Well, we’re a day into this thing, and I for one feel that last night’s speeches were a great way to open. No, nobody shot daggers at Bush or McCain, but I think that’s okay for the first night. Michelle Obama gave a great speech, and the video conference between Obama and her — along with their delightfully cute daughters — was a very humanizing moment that felt genuine (which is not easy to do given how structured these things are). In many ways, her speech was as much about her as it was about her husband. Sad as it might be, the racially driven attacks on her, which have sought to paint her as a black militant women ashamed of her country, had to be addressed, and by stepping up to that podium last night and telling her own story — a truly American story — she helped to put some of those insinuations to rest.

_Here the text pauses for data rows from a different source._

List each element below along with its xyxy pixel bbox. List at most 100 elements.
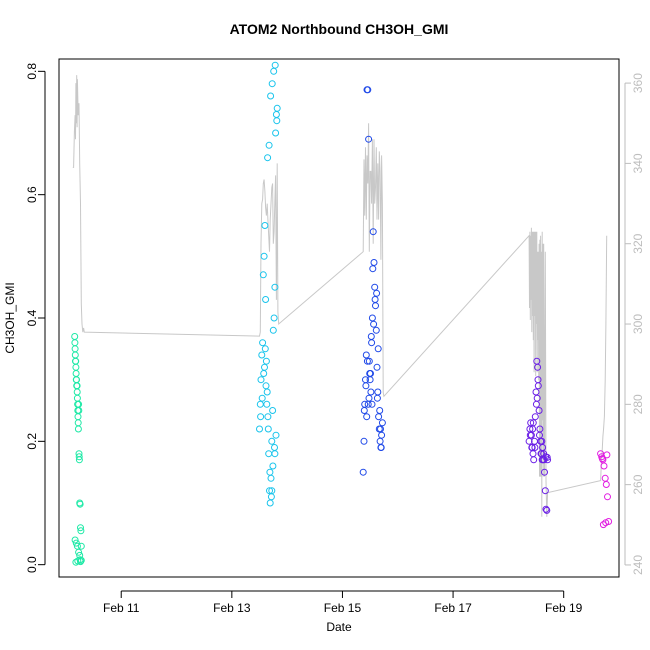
data-point — [371, 296, 379, 303]
y-tick-label: 0.0 — [25, 556, 39, 573]
secondary-series-line — [72, 75, 608, 517]
data-point — [373, 394, 381, 402]
data-point — [526, 431, 534, 439]
data-point — [268, 437, 276, 445]
data-point — [75, 456, 83, 464]
data-point — [72, 539, 80, 547]
data-point — [257, 376, 265, 384]
data-point — [261, 222, 269, 229]
data-point — [542, 505, 550, 513]
data-point — [76, 556, 84, 564]
y-tick-label: 0.6 — [25, 186, 39, 203]
data-point — [268, 80, 276, 88]
data-point — [257, 413, 265, 421]
data-point — [369, 228, 377, 236]
secondary-line-layer — [72, 75, 608, 517]
x-axis-label: Date — [326, 620, 352, 634]
data-point — [262, 296, 270, 303]
data-point — [265, 141, 273, 149]
y-axis-label: CH3OH_GMI — [3, 282, 17, 353]
y2-tick-label: 240 — [631, 555, 645, 575]
data-point — [271, 450, 279, 458]
data-point — [75, 407, 83, 414]
data-point — [363, 357, 371, 365]
data-point — [264, 154, 272, 162]
data-point — [528, 444, 536, 451]
data-point — [258, 351, 266, 359]
data-point — [374, 345, 382, 353]
data-point — [598, 455, 606, 463]
x-tick-label: Feb 19 — [545, 601, 583, 615]
y2-tick-label: 320 — [631, 233, 645, 253]
data-point — [77, 542, 85, 550]
data-point — [377, 425, 384, 433]
data-point — [602, 519, 610, 527]
data-point — [541, 468, 548, 476]
data-point — [365, 135, 373, 143]
data-point — [534, 363, 542, 371]
y2-tick-label: 340 — [631, 153, 645, 173]
data-point — [74, 425, 82, 433]
data-point — [373, 289, 381, 297]
y-tick-label: 0.2 — [25, 433, 39, 450]
data-point — [360, 407, 368, 414]
data-point — [599, 521, 607, 529]
data-point — [530, 456, 538, 464]
data-point — [600, 462, 608, 470]
data-point — [75, 548, 83, 556]
data-point — [75, 453, 83, 461]
data-point — [376, 407, 384, 414]
data-point — [262, 382, 270, 390]
data-point — [76, 500, 84, 508]
data-point — [543, 506, 551, 514]
data-point — [543, 453, 551, 461]
data-point — [377, 444, 385, 451]
y-tick-label: 0.8 — [25, 63, 39, 80]
data-point — [366, 370, 374, 377]
data-point — [267, 92, 275, 100]
data-point — [269, 462, 277, 470]
data-point — [264, 413, 272, 421]
data-point — [359, 468, 367, 476]
plot-frame — [58, 58, 620, 578]
data-point — [264, 425, 272, 433]
data-point — [270, 314, 278, 322]
data-point — [256, 425, 263, 433]
data-point — [259, 339, 267, 347]
data-point — [272, 431, 280, 439]
data-point — [369, 265, 377, 273]
data-point — [367, 388, 375, 396]
data-point — [538, 437, 546, 445]
axes-layer: Feb 11 Feb 13 Feb 15 Feb 17 Feb 19 0.0 0.2 0.4 0… — [25, 63, 645, 615]
points-layer — [71, 61, 613, 566]
x-tick-label: Feb 11 — [103, 601, 140, 615]
data-point — [266, 487, 273, 495]
data-point — [261, 363, 268, 371]
data-point — [527, 419, 535, 427]
data-point — [362, 382, 370, 390]
y2-tick-label: 360 — [631, 73, 645, 93]
data-point — [531, 444, 539, 451]
data-point — [533, 394, 541, 402]
data-point — [258, 394, 266, 402]
data-point — [602, 481, 610, 488]
data-point — [260, 252, 268, 260]
data-point — [367, 333, 375, 340]
data-point — [266, 468, 274, 476]
data-point — [273, 104, 281, 112]
data-point — [371, 283, 379, 291]
x-tick-label: Feb 13 — [213, 601, 251, 615]
data-point — [373, 363, 381, 371]
data-point — [273, 117, 281, 125]
data-point — [365, 357, 373, 365]
y2-tick-label: 280 — [631, 394, 645, 414]
data-point — [268, 487, 276, 495]
data-point — [360, 437, 368, 445]
data-point — [597, 450, 605, 458]
data-point — [536, 431, 543, 439]
data-point — [71, 536, 79, 544]
data-point — [370, 320, 378, 328]
data-point — [77, 524, 84, 532]
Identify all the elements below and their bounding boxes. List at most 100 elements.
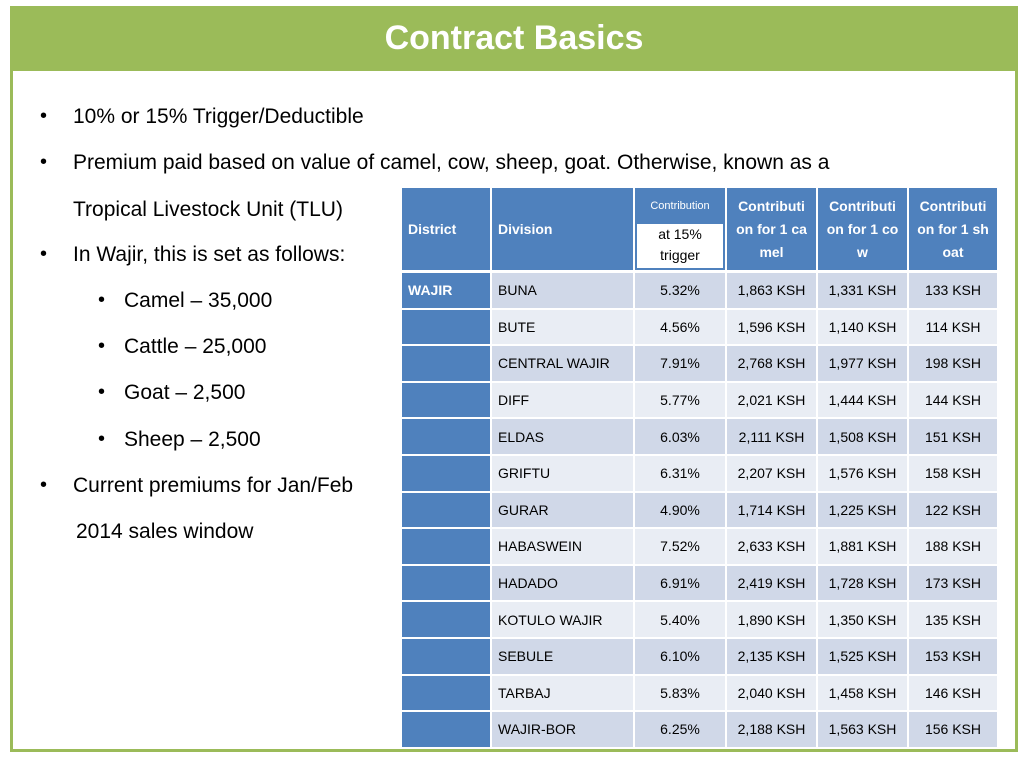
table-cell: 4.90% <box>634 491 726 529</box>
table-cell: 2,111 KSH <box>726 418 817 455</box>
table-cell: DIFF <box>491 381 634 419</box>
table-cell: 2,207 KSH <box>726 455 817 492</box>
table-cell: 2,419 KSH <box>726 564 817 602</box>
bullet-dot: • <box>40 105 48 127</box>
bullet-dot: • <box>98 289 106 311</box>
table-cell: 114 KSH <box>908 308 998 346</box>
district-cell <box>401 418 491 455</box>
bullet-text: 2014 sales window <box>76 520 254 543</box>
table-cell: 156 KSH <box>908 711 998 748</box>
bullet-text: Cattle – 25,000 <box>124 335 267 358</box>
bullet-text: Current premiums for Jan/Feb <box>73 474 354 497</box>
bullet-dot: • <box>98 335 106 357</box>
table-cell: 7.52% <box>634 528 726 565</box>
table-cell: 1,596 KSH <box>726 308 817 346</box>
table-cell: 1,576 KSH <box>817 455 908 492</box>
district-cell <box>401 674 491 712</box>
table-cell: GRIFTU <box>491 455 634 492</box>
table-cell: 153 KSH <box>908 638 998 675</box>
header-cell: Contribution for 1 shoat <box>908 187 998 271</box>
bullet-text: Sheep – 2,500 <box>124 428 261 451</box>
district-cell <box>401 491 491 529</box>
table-cell: 2,040 KSH <box>726 674 817 712</box>
table-cell: CENTRAL WAJIR <box>491 345 634 382</box>
district-cell: WAJIR <box>401 272 491 309</box>
table-cell: 1,525 KSH <box>817 638 908 675</box>
district-cell <box>401 638 491 675</box>
table-cell: 6.10% <box>634 638 726 675</box>
table-cell: 1,458 KSH <box>817 674 908 712</box>
table-cell: 5.83% <box>634 674 726 712</box>
table-cell: HADADO <box>491 564 634 602</box>
table-cell: HABASWEIN <box>491 528 634 565</box>
district-cell <box>401 601 491 638</box>
table-cell: 151 KSH <box>908 418 998 455</box>
district-cell <box>401 381 491 419</box>
district-cell <box>401 711 491 748</box>
bullet-text: 10% or 15% Trigger/Deductible <box>73 105 364 128</box>
district-cell <box>401 528 491 565</box>
table-cell: 1,508 KSH <box>817 418 908 455</box>
table-cell: 2,135 KSH <box>726 638 817 675</box>
table-cell: 188 KSH <box>908 528 998 565</box>
table-cell: 1,331 KSH <box>817 272 908 309</box>
table-cell: 198 KSH <box>908 345 998 382</box>
table-cell: 1,140 KSH <box>817 308 908 346</box>
bullet-text: Premium paid based on value of camel, co… <box>73 151 830 174</box>
table-cell: 1,881 KSH <box>817 528 908 565</box>
district-cell <box>401 308 491 346</box>
table-cell: 1,728 KSH <box>817 564 908 602</box>
table-cell: 122 KSH <box>908 491 998 529</box>
table-cell: 7.91% <box>634 345 726 382</box>
table-cell: 1,444 KSH <box>817 381 908 419</box>
table-cell: 5.32% <box>634 272 726 309</box>
table-cell: 6.31% <box>634 455 726 492</box>
table-cell: 1,714 KSH <box>726 491 817 529</box>
table-cell: 5.40% <box>634 601 726 638</box>
table-cell: 6.91% <box>634 564 726 602</box>
district-cell <box>401 345 491 382</box>
table-cell: 135 KSH <box>908 601 998 638</box>
table-cell: 146 KSH <box>908 674 998 712</box>
table-cell: 144 KSH <box>908 381 998 419</box>
table-cell: 1,225 KSH <box>817 491 908 529</box>
bullet-text: Camel – 35,000 <box>124 289 273 312</box>
bullet-dot: • <box>40 474 48 496</box>
table-cell: 2,188 KSH <box>726 711 817 748</box>
table-cell: 2,633 KSH <box>726 528 817 565</box>
table-cell: 5.77% <box>634 381 726 419</box>
table-cell: BUTE <box>491 308 634 346</box>
table-cell: KOTULO WAJIR <box>491 601 634 638</box>
table-cell: BUNA <box>491 272 634 309</box>
table-cell: 1,350 KSH <box>817 601 908 638</box>
table-cell: ELDAS <box>491 418 634 455</box>
district-cell <box>401 564 491 602</box>
table-cell: GURAR <box>491 491 634 529</box>
slide-title: Contract Basics <box>10 6 1018 71</box>
table-cell: 1,977 KSH <box>817 345 908 382</box>
table-cell: 173 KSH <box>908 564 998 602</box>
bullet-dot: • <box>40 151 48 173</box>
table-cell: 6.03% <box>634 418 726 455</box>
bullet-dot: • <box>98 428 106 450</box>
bullet-text: In Wajir, this is set as follows: <box>73 243 346 266</box>
table-cell: 133 KSH <box>908 272 998 309</box>
table-cell: 1,863 KSH <box>726 272 817 309</box>
table-cell: TARBAJ <box>491 674 634 712</box>
table-cell: 6.25% <box>634 711 726 748</box>
table-cell: 158 KSH <box>908 455 998 492</box>
header-cell: Contribution for 1 camel <box>726 187 817 271</box>
header-cell: Contribution for 1 cow <box>817 187 908 271</box>
header-text: Contribution <box>650 200 710 212</box>
bullet-text: Goat – 2,500 <box>124 381 246 404</box>
district-cell <box>401 455 491 492</box>
bullet-text: Tropical Livestock Unit (TLU) <box>73 198 343 221</box>
table-cell: 2,021 KSH <box>726 381 817 419</box>
table-cell: 2,768 KSH <box>726 345 817 382</box>
table-cell: SEBULE <box>491 638 634 675</box>
header-cell: Contribution at 15% trigger <box>634 187 726 271</box>
bullet-dot: • <box>40 243 48 265</box>
table-cell: 1,890 KSH <box>726 601 817 638</box>
table-cell: 4.56% <box>634 308 726 346</box>
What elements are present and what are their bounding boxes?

I’ve got to say, she’s a pretty good speaker in her own right. Completely separated from her husband, I could still very easily picture her as a successful politician. She stammered over some lines, but she really knows how to invest in her words. There was nothing phony or plastic about the way in which she told her story. It felt almost conversational at times. She wasn’t just addressing a faceless crowd, she was addressing each individual in that crowd. The speech itself displayed the intelligence and savvy we’ve come to expect from this campaign. Tying the women’s suffrage movement with Martin Luther King’s “I Have a Dream” speech, and borrowing Senator Clinton’s line about the glass ceiling with “18 million cracks” in it was an elegant and beautiful way to reach out and salve the wounds of those supporters still feeling the sting of a bitter primary battle.
(And how cute was it when little Sasha said an unscripted hello to the Girardeaus family?)
Despite Michelle Obama’s impressive performance, the real hero of the night to me was Ted Kennedy who as the greatest symbol of the old vanguard of the party, passed the torch on to the next generation. The Kennedys have represented the very best of our party for forty years now, and Senator Kennedy has done a marvelous job at carrying on the legacy of his brothers with the idealism and respect that they deserved. And I must say I more than a little happy to see him ready for one last fight. As he made clear in his speech, Kennedy is deadly serious about passing a health care bill, calling it “the cause of my life.” There is a measure of sadness in this in as much as it is the last hurrah for America’s first family, but as legacies go, universal health care would be a towering achievement. There is no way any Democrat could ever adequately thank the Massachusetts Senator for his lifetime of public service.
God bless you, Ted Kennedy. God bless you.